Style transfer has many applications in the arts and entertainment industries, being able to produce good aesthetic and artistic results [2]. We find it worth mentioning two of the applications that have a lot of potential:
- Photo editing and art: neural style transfer is already used in photo editing software for generating license-free artwork, art designing, fashion designing, etc. [2].
- Virtual reality: neural style transfer can generate virtual reality scenes and environments of great visual impact, much faster than conventional methods.
Figure 1.
Example of artistic style transfer [3]. (a) content; (b) style; (c) result.
Figure 1.
Example of artistic style transfer [3]. (a) content; (b) style; (c) result.

Figure 2.
Example of photorealistic style transfer. (a) Content; (b) style; (c) result.
Figure 2.
Example of photorealistic style transfer. (a) Content; (b) style; (c) result.

1.2. Neural Style Transfer (NST)
Given two images—content, and reference of style—neural style transfer (NST) aims to translate the former into the texture domain of the latter. To accomplish this, two main rendering steps must be performed:
- Texture synthesis: extracts the main characteristics from the input images.
- Image reconstruction: expands the synthesized content in the desired style, preserving high-level features.
From a network architecture point of view, this is accomplished using hybrids of autoencoder networks. An autoencoder is a neural network that is trained to attempt to copy its input to its output [4]: the encoder compresses the image into a “code”, a short representation of relevant features, whereas the decoder expands the “code” back into an image with similar size as the input image.
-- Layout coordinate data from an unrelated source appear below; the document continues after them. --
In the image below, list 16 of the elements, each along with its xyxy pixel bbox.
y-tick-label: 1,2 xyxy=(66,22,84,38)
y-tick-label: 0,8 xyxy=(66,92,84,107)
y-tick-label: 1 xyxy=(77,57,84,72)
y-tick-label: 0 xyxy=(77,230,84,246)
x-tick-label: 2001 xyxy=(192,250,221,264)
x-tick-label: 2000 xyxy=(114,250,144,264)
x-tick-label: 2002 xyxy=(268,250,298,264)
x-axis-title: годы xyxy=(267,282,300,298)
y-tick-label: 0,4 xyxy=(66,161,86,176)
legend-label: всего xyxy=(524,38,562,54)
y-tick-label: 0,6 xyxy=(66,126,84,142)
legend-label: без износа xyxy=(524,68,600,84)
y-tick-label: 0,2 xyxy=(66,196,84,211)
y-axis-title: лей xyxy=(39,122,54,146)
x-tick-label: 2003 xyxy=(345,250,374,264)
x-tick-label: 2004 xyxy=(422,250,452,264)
The neural style transfer is achieved by combining the encoder trained on the input image and the decoder trained on the style, so that the compressed input image is expanded in the style learned by the decoder (Figure 3).
Figure 3.
Neural style transfer architecture overview.
1.2.1. Encoder
An encoder is a feed-forward neural network used to transform its input into a compressed, latent representation, using convolutional and MaxPool layers. The output of an encoder, typically called code or bottleneck, is passed as input to the decoder in an autoencoder architecture.
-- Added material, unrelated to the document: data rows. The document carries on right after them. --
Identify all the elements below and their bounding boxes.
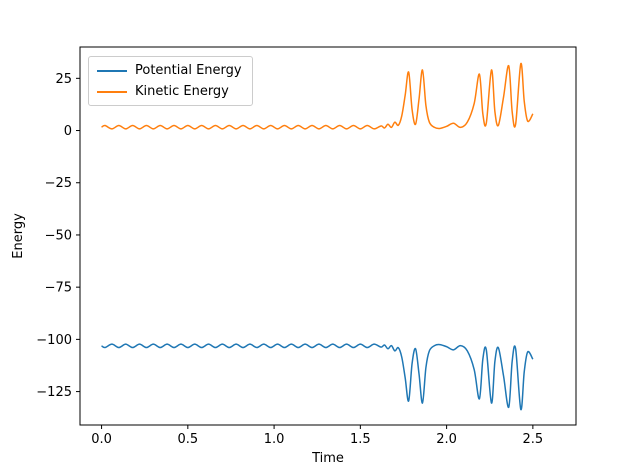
legend-entry-potential-energy: Potential Energy	[97, 63, 242, 78]
x-axis-label: Time	[311, 451, 344, 466]
kinetic-energy-line-sample	[97, 90, 127, 93]
x-tick-label: 2.0	[436, 432, 457, 447]
plot-frame	[79, 46, 577, 426]
x-tick-label: 0.5	[177, 432, 198, 447]
legend-label-potential-energy: Potential Energy	[135, 63, 242, 78]
axis-ticks: 0.0 0.5 1.0 1.5 2.0 2.5 25 0 −25 −50 −75 −100 −125	[36, 72, 543, 447]
x-tick-label: 0.0	[91, 432, 112, 447]
y-tick-label: 0	[64, 124, 72, 139]
legend-entry-kinetic-energy: Kinetic Energy	[97, 84, 242, 99]
y-axis-label: Energy	[11, 213, 26, 259]
potential-energy-line-sample	[97, 69, 127, 72]
y-tick-label: −100	[36, 333, 72, 348]
y-tick-label: −125	[36, 385, 72, 400]
y-tick-label: −50	[45, 228, 72, 243]
y-tick-label: −25	[45, 176, 72, 191]
y-tick-label: 25	[55, 72, 72, 87]
kinetic-energy-line	[101, 62, 534, 130]
x-tick-label: 2.5	[523, 432, 544, 447]
x-tick-label: 1.5	[350, 432, 371, 447]
legend: Potential Energy Kinetic Energy	[88, 56, 253, 106]
potential-energy-line	[101, 343, 534, 411]
legend-label-kinetic-energy: Kinetic Energy	[135, 84, 229, 99]
x-tick-label: 1.0	[264, 432, 285, 447]
plot-lines	[101, 62, 534, 411]
y-tick-label: −75	[45, 281, 72, 296]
J. An et al. use in [5] the pre-trained VGG-19 (Visual Geometry Group 19 Layer CNN) network as an encoder, which is a 19 layer-deep convolutional network defined by K. Simonyan and A. Zisserman in [6].
1.2.2. Decoder
The decoder part plays the role of generating the final stylized image. The decoder is responsible for reconstructing the image from the encoded representation generated by the encoder, while also incorporating the style information from the style image.
It typically consists of a series of up-sampling layers that increase the spatial resolution of the encoded feature maps, followed by a series of convolutional layers that learn to generate the final image. These convolutional layers are usually similar to those used in the encoder, but with the filter sizes and number of channels reversed.
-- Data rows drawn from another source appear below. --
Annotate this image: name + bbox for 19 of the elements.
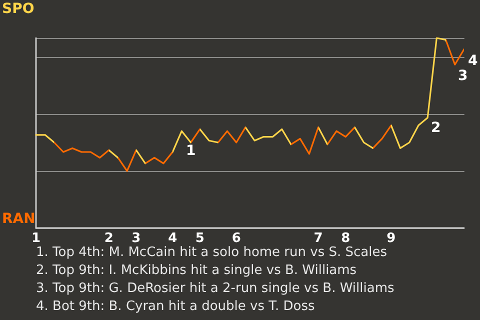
x-tick-label: 7 — [314, 231, 323, 246]
text: SPO — [2, 1, 34, 17]
text: 1. Top 4th: M. McCain hit a solo home run vs S. Scales — [36, 245, 388, 260]
x-tick-label: 2 — [104, 231, 114, 246]
x-tick-label: 9 — [386, 231, 396, 246]
text: 4. Bot 9th: B. Cyran hit a double vs T. Doss — [36, 299, 316, 314]
text: 3. Top 9th: G. DeRosier hit a 2-run single vs B. Williams — [36, 281, 394, 296]
text: 2. Top 9th: I. McKibbins hit a single vs B. Williams — [36, 263, 357, 278]
x-tick-label: 4 — [168, 231, 178, 246]
annotation: 2 — [431, 120, 441, 136]
x-tick-label: 6 — [232, 231, 241, 246]
x-tick-label: 8 — [341, 231, 350, 246]
x-tick-label: 5 — [195, 231, 204, 246]
x-tick-label: 1 — [31, 231, 41, 246]
annotation: 1 — [186, 143, 196, 159]
text: RAN — [2, 211, 36, 227]
x-tick-label: 3 — [132, 231, 141, 246]
annotation: 3 — [458, 68, 468, 84]
text: 4 — [468, 53, 478, 69]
To incorporate the style information, the decoder is often augmented with additional layers that are designed to match the statistics of the style image.
Our work explores different types of deep layer aggregation techniques presented by F. Yu et al. in [7] to augment the decoder to achieve visually pleasing and semantically meaningful images.
1.3. Skip Connections and Deep Layer Aggregation
Skip connections are aggregation techniques used in deep neural network algorithms to improve model convergence. As the name suggests, skipping a layer in the neural network means feeding the output of one layer as the input to the next layers (instead of only to the next one) [8]. From a complexity perspective, we categorize these aggregation techniques as shallow skip connections (addition, concatenation) and deep layer aggregation (DLA).
F. Yu et al. investigate in [7] diverse ways to aggregate layers and extend shallow skip connections of previous approaches. Their experiments have shown that using deep layer aggregation achieves better performance with fewer parameters on special-purpose networks.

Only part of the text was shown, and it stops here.